Getting kids involved in charitable acts has several benefits. It helps the area, creates more altruistic people and creates a sense of community, but it also promotes the children within the church, noted Biggs. They learn that they have the ability to help and change the world around themselves for the better. It also reminds them that it may not be obvious, but there is homelessness, poverty and other social issues in Renfrew County.

“Particularly in Pembroke, you don’t really see the homelessness,” said Biggs. “It tends to be a bit of an invisible problem. A lot of people are couch surfing.

“It’s good to raise awareness,” she added. “Not just for the children but for us as adults because it is a huge problem in Pembroke.”

This donation will go a long way helping The Grind, said Supervisor Pauline Stuart.

They provide shelter on an on-call basis and the people they serve have different needs - sometimes it’s a place to stay for the night while sometimes they need guidance finding resources to get more long-term help.

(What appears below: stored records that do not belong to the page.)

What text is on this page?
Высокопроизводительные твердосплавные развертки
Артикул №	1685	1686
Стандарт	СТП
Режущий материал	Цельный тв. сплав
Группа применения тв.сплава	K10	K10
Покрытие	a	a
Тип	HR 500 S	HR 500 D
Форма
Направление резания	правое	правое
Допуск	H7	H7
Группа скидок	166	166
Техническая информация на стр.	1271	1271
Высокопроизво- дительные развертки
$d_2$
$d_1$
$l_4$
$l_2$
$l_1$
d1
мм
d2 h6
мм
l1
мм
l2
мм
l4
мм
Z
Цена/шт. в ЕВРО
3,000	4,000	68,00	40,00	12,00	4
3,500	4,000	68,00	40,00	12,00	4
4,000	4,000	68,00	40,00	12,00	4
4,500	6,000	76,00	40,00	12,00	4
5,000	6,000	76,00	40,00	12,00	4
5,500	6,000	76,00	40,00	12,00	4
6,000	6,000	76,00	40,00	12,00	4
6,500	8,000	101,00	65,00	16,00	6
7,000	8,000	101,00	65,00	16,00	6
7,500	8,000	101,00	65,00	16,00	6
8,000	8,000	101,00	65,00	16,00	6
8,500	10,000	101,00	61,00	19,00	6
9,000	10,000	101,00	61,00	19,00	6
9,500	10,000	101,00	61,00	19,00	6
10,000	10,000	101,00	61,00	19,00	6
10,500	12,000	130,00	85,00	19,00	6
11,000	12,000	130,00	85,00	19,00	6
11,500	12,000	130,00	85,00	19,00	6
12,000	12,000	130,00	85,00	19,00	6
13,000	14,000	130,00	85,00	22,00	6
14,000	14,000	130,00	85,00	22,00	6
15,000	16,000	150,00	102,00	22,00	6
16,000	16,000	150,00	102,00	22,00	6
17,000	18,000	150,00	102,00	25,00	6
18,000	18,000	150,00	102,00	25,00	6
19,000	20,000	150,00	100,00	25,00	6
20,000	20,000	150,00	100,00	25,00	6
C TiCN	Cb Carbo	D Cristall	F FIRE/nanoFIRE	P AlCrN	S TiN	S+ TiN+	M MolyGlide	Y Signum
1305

“They could have all sorts of issues that bring them in,” said Stuart.

To keep providing much-needed services, The Grind needs support financially and through the efforts of volunteers. They strive to be agents of change in the community through their coffee house, emergency shelter and programs that run throughout the year.

Receiving money from the Sunday School deeply touched them.

“Without them, we’d have nothing,” said Raymond Bimm from The Grind.